Peter Carey does Priorat

A fascinating interview with Australian novelist Peter Carey in the Weekend Financial Times yesterday for a couple of insights into wine consumption in tony restaurants.  The strapline is pretty much what you’d expect for an antipodean author “over lamb and an expensive glass of wine, the novelist talks about his fears for the planet.”

Peter does Priorat

The wine turns out to be two glasses of Mas Martinet from Priorat.  Pete pronounces his lamb “spectacularly good – cooked really slowly” but the shadow of the last days of the Weimar Republic falls on interviewer Jan Dalley, whose day job is Arts Editor at the FT.

She describes the other diners at the Gramercy Tavern as “New York’s smart crowd noisily at the trough” while on the subject of ecology Pete pronounces “’now we’re having a fabulous time – but it’s impossible to think that there’s any answer other than starvation, war, huge population shifts, death.  I can’t see a happy end in sight,’ he says… – ‘but I like this wine’” at $49 for two glasses (his lamb is $24).

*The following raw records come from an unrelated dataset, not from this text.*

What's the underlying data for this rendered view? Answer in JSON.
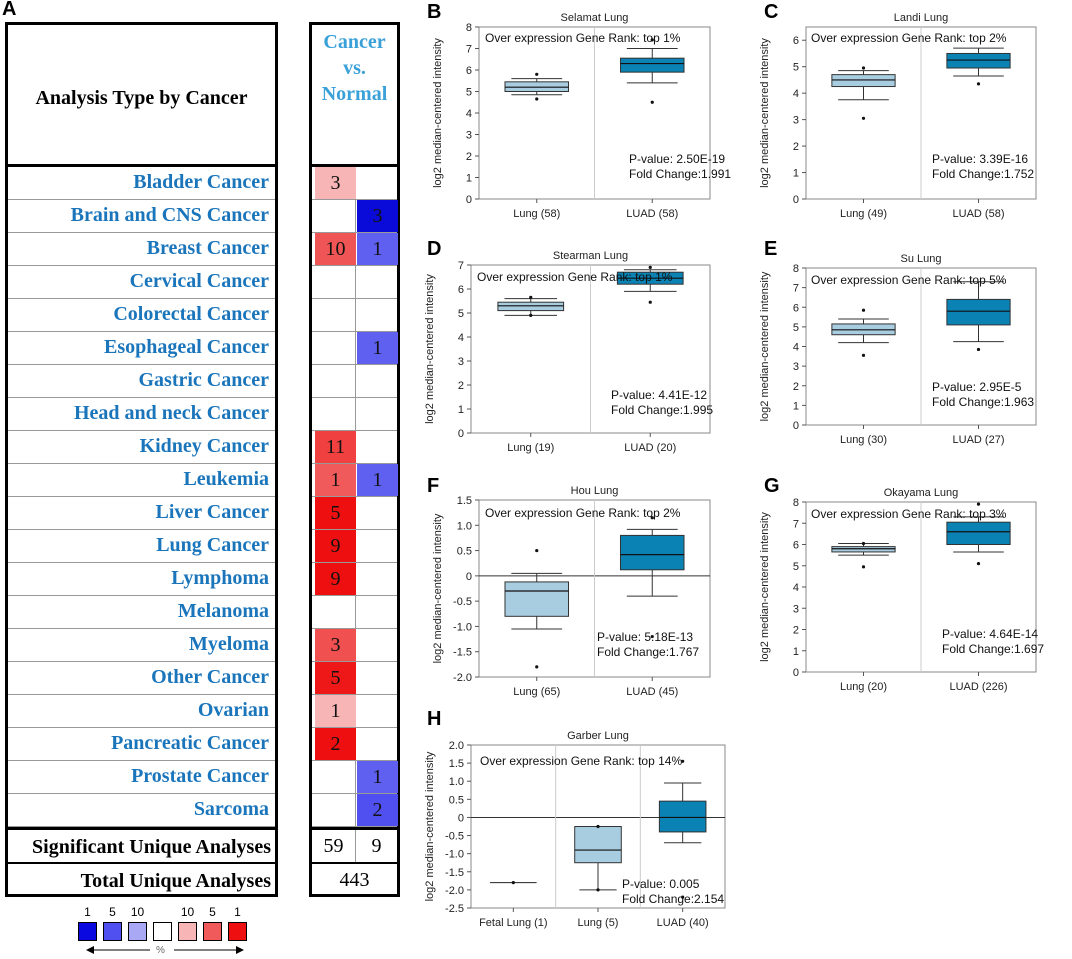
{
  "panel_a": {
    "letter": "A",
    "header_title": "Analysis Type by Cancer",
    "header_col": [
      "Cancer",
      "vs.",
      "Normal"
    ],
    "rows": [
      {
        "name": "Bladder Cancer",
        "left": "3",
        "left_color": "#f8b5b5",
        "right": "",
        "right_color": ""
      },
      {
        "name": "Brain and CNS Cancer",
        "left": "",
        "left_color": "",
        "right": "3",
        "right_color": "#0b0bd9"
      },
      {
        "name": "Breast Cancer",
        "left": "10",
        "left_color": "#f05555",
        "right": "1",
        "right_color": "#5f5ff0"
      },
      {
        "name": "Cervical Cancer",
        "left": "",
        "left_color": "",
        "right": "",
        "right_color": ""
      },
      {
        "name": "Colorectal Cancer",
        "left": "",
        "left_color": "",
        "right": "",
        "right_color": ""
      },
      {
        "name": "Esophageal Cancer",
        "left": "",
        "left_color": "",
        "right": "1",
        "right_color": "#5f5ff0"
      },
      {
        "name": "Gastric Cancer",
        "left": "",
        "left_color": "",
        "right": "",
        "right_color": ""
      },
      {
        "name": "Head and neck Cancer",
        "left": "",
        "left_color": "",
        "right": "",
        "right_color": ""
      },
      {
        "name": "Kidney Cancer",
        "left": "11",
        "left_color": "#f04040",
        "right": "",
        "right_color": ""
      },
      {
        "name": "Leukemia",
        "left": "1",
        "left_color": "#f05a5a",
        "right": "1",
        "right_color": "#5f5ff0"
      },
      {
        "name": "Liver Cancer",
        "left": "5",
        "left_color": "#ee1010",
        "right": "",
        "right_color": ""
      },
      {
        "name": "Lung Cancer",
        "left": "9",
        "left_color": "#ee1010",
        "right": "",
        "right_color": ""
      },
      {
        "name": "Lymphoma",
        "left": "9",
        "left_color": "#ee1010",
        "right": "",
        "right_color": ""
      },
      {
        "name": "Melanoma",
        "left": "",
        "left_color": "",
        "right": "",
        "right_color": ""
      },
      {
        "name": "Myeloma",
        "left": "3",
        "left_color": "#f05050",
        "right": "",
        "right_color": ""
      },
      {
        "name": "Other Cancer",
        "left": "5",
        "left_color": "#ee1818",
        "right": "",
        "right_color": ""
      },
      {
        "name": "Ovarian",
        "left": "1",
        "left_color": "#f8b5b5",
        "right": "",
        "right_color": ""
      },
      {
        "name": "Pancreatic Cancer",
        "left": "2",
        "left_color": "#ee1010",
        "right": "",
        "right_color": ""
      },
      {
        "name": "Prostate Cancer",
        "left": "",
        "left_color": "",
        "right": "1",
        "right_color": "#5f5ff0"
      },
      {
        "name": "Sarcoma",
        "left": "",
        "left_color": "",
        "right": "2",
        "right_color": "#5050f0"
      }
    ],
    "sig_label": "Significant Unique Analyses",
    "sig_left": "59",
    "sig_right": "9",
    "total_label": "Total Unique Analyses",
    "total_value": "443",
    "legend": {
      "numbers": [
        "1",
        "5",
        "10",
        "",
        "10",
        "5",
        "1"
      ],
      "colors": [
        "#0a0ae0",
        "#5050f0",
        "#a8a8f5",
        "#ffffff",
        "#f8b5b5",
        "#f05a5a",
        "#ee1010"
      ],
      "unit": "%"
    }
  },
  "chart_data": [
    {
      "type": "box",
      "panel": "B",
      "title": "Selamat Lung",
      "annotation": "Over expression Gene Rank: top 1%",
      "ylabel": "log2 median-centered intensity",
      "ylim": [
        0,
        8
      ],
      "yticks": [
        0,
        1,
        2,
        3,
        4,
        5,
        6,
        7,
        8
      ],
      "pvalue": "P-value: 2.50E-19",
      "fold": "Fold Change:1.991",
      "groups": [
        {
          "label": "Lung (58)",
          "min": 4.85,
          "q1": 5.0,
          "median": 5.2,
          "q3": 5.45,
          "max": 5.6,
          "outliers": [
            4.65,
            5.8
          ],
          "style": "light"
        },
        {
          "label": "LUAD (58)",
          "min": 5.4,
          "q1": 5.9,
          "median": 6.3,
          "q3": 6.55,
          "max": 7.0,
          "outliers": [
            4.5,
            7.4
          ],
          "style": "dark"
        }
      ]
    },
    {
      "type": "box",
      "panel": "C",
      "title": "Landi Lung",
      "annotation": "Over expression Gene Rank: top 2%",
      "ylabel": "log2 median-centered intensity",
      "ylim": [
        0,
        6.5
      ],
      "yticks": [
        0,
        1,
        2,
        3,
        4,
        5,
        6
      ],
      "pvalue": "P-value: 3.39E-16",
      "fold": "Fold Change:1.752",
      "groups": [
        {
          "label": "Lung (49)",
          "min": 3.75,
          "q1": 4.25,
          "median": 4.5,
          "q3": 4.7,
          "max": 4.85,
          "outliers": [
            3.05,
            4.95
          ],
          "style": "light"
        },
        {
          "label": "LUAD (58)",
          "min": 4.65,
          "q1": 4.95,
          "median": 5.25,
          "q3": 5.5,
          "max": 5.7,
          "outliers": [
            4.35
          ],
          "style": "dark"
        }
      ]
    },
    {
      "type": "box",
      "panel": "D",
      "title": "Stearman Lung",
      "annotation": "Over expression Gene Rank: top 1%",
      "ylabel": "log2 median-centered intensity",
      "ylim": [
        0,
        7
      ],
      "yticks": [
        0,
        1,
        2,
        3,
        4,
        5,
        6,
        7
      ],
      "pvalue": "P-value: 4.41E-12",
      "fold": "Fold Change:1.995",
      "groups": [
        {
          "label": "Lung (19)",
          "min": 4.9,
          "q1": 5.1,
          "median": 5.3,
          "q3": 5.45,
          "max": 5.6,
          "outliers": [
            4.9,
            5.65
          ],
          "style": "light"
        },
        {
          "label": "LUAD (20)",
          "min": 5.9,
          "q1": 6.2,
          "median": 6.45,
          "q3": 6.7,
          "max": 6.8,
          "outliers": [
            5.45,
            6.9
          ],
          "style": "dark"
        }
      ]
    },
    {
      "type": "box",
      "panel": "E",
      "title": "Su Lung",
      "annotation": "Over expression Gene Rank: top 5%",
      "ylabel": "log2 median-centered intensity",
      "ylim": [
        0,
        8
      ],
      "yticks": [
        0,
        1,
        2,
        3,
        4,
        5,
        6,
        7,
        8
      ],
      "pvalue": "P-value: 2.95E-5",
      "fold": "Fold Change:1.963",
      "groups": [
        {
          "label": "Lung (30)",
          "min": 4.2,
          "q1": 4.6,
          "median": 4.85,
          "q3": 5.15,
          "max": 5.4,
          "outliers": [
            3.55,
            5.85
          ],
          "style": "light"
        },
        {
          "label": "LUAD (27)",
          "min": 4.25,
          "q1": 5.1,
          "median": 5.8,
          "q3": 6.4,
          "max": 7.3,
          "outliers": [
            3.85
          ],
          "style": "dark"
        }
      ]
    },
    {
      "type": "box",
      "panel": "F",
      "title": "Hou Lung",
      "annotation": "Over expression Gene Rank: top 2%",
      "ylabel": "log2 median-centered intensity",
      "ylim": [
        -2.0,
        1.5
      ],
      "yticks": [
        -2.0,
        -1.5,
        -1.0,
        -0.5,
        0,
        0.5,
        1.0,
        1.5
      ],
      "pvalue": "P-value: 5.18E-13",
      "fold": "Fold Change:1.767",
      "groups": [
        {
          "label": "Lung (65)",
          "min": -1.05,
          "q1": -0.8,
          "median": -0.3,
          "q3": -0.12,
          "max": 0.05,
          "outliers": [
            -1.8,
            0.5
          ],
          "style": "light"
        },
        {
          "label": "LUAD (45)",
          "min": -0.4,
          "q1": 0.12,
          "median": 0.42,
          "q3": 0.8,
          "max": 0.92,
          "outliers": [
            -1.2,
            1.15
          ],
          "style": "dark"
        }
      ]
    },
    {
      "type": "box",
      "panel": "G",
      "title": "Okayama Lung",
      "annotation": "Over expression Gene Rank: top 3%",
      "ylabel": "log2 median-centered intensity",
      "ylim": [
        0,
        8
      ],
      "yticks": [
        0,
        1,
        2,
        3,
        4,
        5,
        6,
        7,
        8
      ],
      "pvalue": "P-value: 4.64E-14",
      "fold": "Fold Change:1.697",
      "groups": [
        {
          "label": "Lung (20)",
          "min": 5.5,
          "q1": 5.65,
          "median": 5.8,
          "q3": 5.9,
          "max": 6.05,
          "outliers": [
            4.95,
            6.05
          ],
          "style": "light"
        },
        {
          "label": "LUAD (226)",
          "min": 5.65,
          "q1": 6.0,
          "median": 6.6,
          "q3": 7.05,
          "max": 7.3,
          "outliers": [
            5.1,
            7.9
          ],
          "style": "dark"
        }
      ]
    },
    {
      "type": "box",
      "panel": "H",
      "title": "Garber Lung",
      "annotation": "Over expression Gene Rank: top 14%",
      "ylabel": "log2 median-centered intensity",
      "ylim": [
        -2.5,
        2.0
      ],
      "yticks": [
        -2.5,
        -2.0,
        -1.5,
        -1.0,
        -0.5,
        0,
        0.5,
        1.0,
        1.5,
        2.0
      ],
      "pvalue": "P-value: 0.005",
      "fold": "Fold Change:2.154",
      "groups": [
        {
          "label": "Fetal Lung (1)",
          "min": -1.8,
          "q1": -1.8,
          "median": -1.8,
          "q3": -1.8,
          "max": -1.8,
          "outliers": [
            -1.8
          ],
          "style": "line"
        },
        {
          "label": "Lung (5)",
          "min": -2.0,
          "q1": -1.25,
          "median": -0.9,
          "q3": -0.25,
          "max": -0.25,
          "outliers": [
            -2.0,
            -0.25
          ],
          "style": "light"
        },
        {
          "label": "LUAD (40)",
          "min": -0.7,
          "q1": -0.4,
          "median": 0.0,
          "q3": 0.45,
          "max": 0.95,
          "outliers": [
            1.55,
            -2.2
          ],
          "style": "dark"
        }
      ]
    }
  ]
}
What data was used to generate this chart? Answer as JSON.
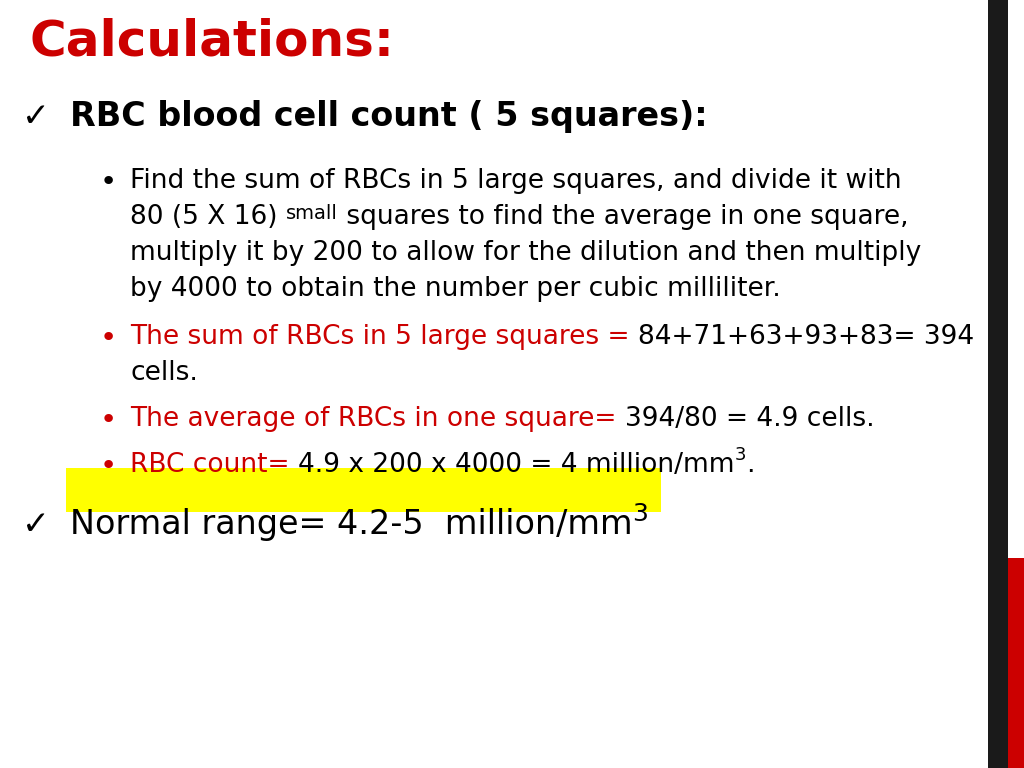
{
  "background_color": "#ffffff",
  "title": "Calculations:",
  "title_color": "#cc0000",
  "title_fontsize": 36,
  "heading_text": "RBC blood cell count ( 5 squares):",
  "heading_fontsize": 24,
  "body_fontsize": 19,
  "red_color": "#cc0000",
  "black_color": "#000000",
  "yellow_color": "#ffff00",
  "dark_bar_color": "#1a1a1a",
  "red_bar_color": "#cc0000",
  "line1_parts": [
    {
      "text": "Find the sum of RBCs in 5 large squares, and divide it with",
      "color": "#000000",
      "size": 19
    },
    {
      "text": "80 (5 X 16) ",
      "color": "#000000",
      "size": 19
    },
    {
      "text": "small",
      "color": "#000000",
      "size": 14
    },
    {
      "text": " squares to find the average in one square,",
      "color": "#000000",
      "size": 19
    },
    {
      "text": "multiply it by 200 to allow for the dilution and then multiply",
      "color": "#000000",
      "size": 19
    },
    {
      "text": "by 4000 to obtain the number per cubic milliliter.",
      "color": "#000000",
      "size": 19
    }
  ],
  "bullet2_red": "The sum of RBCs in 5 large squares = ",
  "bullet2_black": "84+71+63+93+83= 394",
  "bullet2_cont": "cells.",
  "bullet3_red": "The average of RBCs in one square= ",
  "bullet3_black": "394/80 = 4.9 cells.",
  "bullet4_red": "RBC count= ",
  "bullet4_black": "4.9 x 200 x 4000 = 4 million/mm",
  "bullet4_super": "3",
  "bullet4_end": ".",
  "normal_text": "Normal range= 4.2-5  million/mm",
  "normal_super": "3"
}
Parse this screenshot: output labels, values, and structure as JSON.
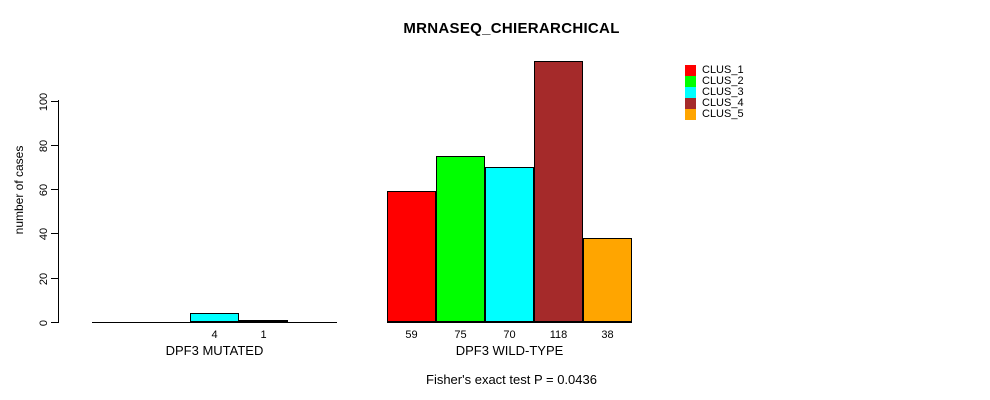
{
  "chart_data": {
    "type": "bar",
    "title": "MRNASEQ_CHIERARCHICAL",
    "ylabel": "number of cases",
    "yticks": [
      0,
      20,
      40,
      60,
      80,
      100
    ],
    "ylim": [
      0,
      118
    ],
    "grid": false,
    "legend_position": "right-outside-top",
    "series_names": [
      "CLUS_1",
      "CLUS_2",
      "CLUS_3",
      "CLUS_4",
      "CLUS_5"
    ],
    "series_colors": [
      "#ff0000",
      "#00ff00",
      "#00ffff",
      "#a52a2a",
      "#ffa500"
    ],
    "categories": [
      "DPF3 MUTATED",
      "DPF3 WILD-TYPE"
    ],
    "groups": [
      {
        "label": "DPF3 MUTATED",
        "values": [
          0,
          0,
          4,
          1,
          0
        ]
      },
      {
        "label": "DPF3 WILD-TYPE",
        "values": [
          59,
          75,
          70,
          118,
          38
        ]
      }
    ],
    "bar_value_labels_shown": [
      "4",
      "1",
      "59",
      "75",
      "70",
      "118",
      "38"
    ],
    "footnote": "Fisher's exact test P = 0.0436"
  }
}
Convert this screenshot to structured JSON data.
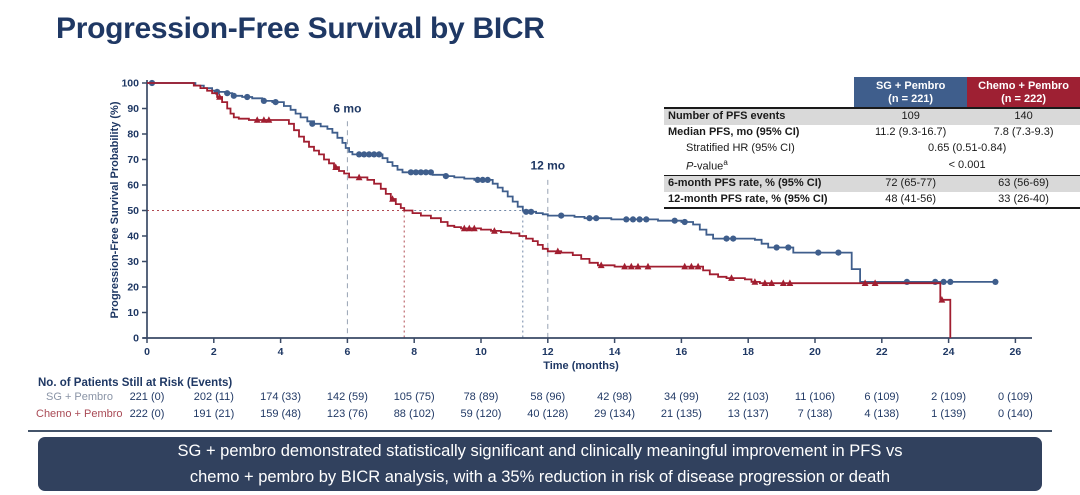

Jan has a couple of glasses of Albariño from Felfiñanes ($24) which makes it 2/2 for Spain.  But the most curious comment in the whole interview is her reaction to her Pollock: “my fish was probably pretty good too but I have no idea.”  An arts editor with no opinion?

Null points to the sommelier too, as Jan remarks “it had taken some time and several requests to get those second glasses of wine – ‘they didn’t believe us’, was Carey’s diagnosis – and now we decide against desserts and ask for coffee.”  All useful information for Charles Banks who plans to bring some US sommeliers out to Mulderbosch in December to sell them the concept Chenin Blanc.  While he’s at it, some slow-cooked Karoo lamb sounds like a good idea.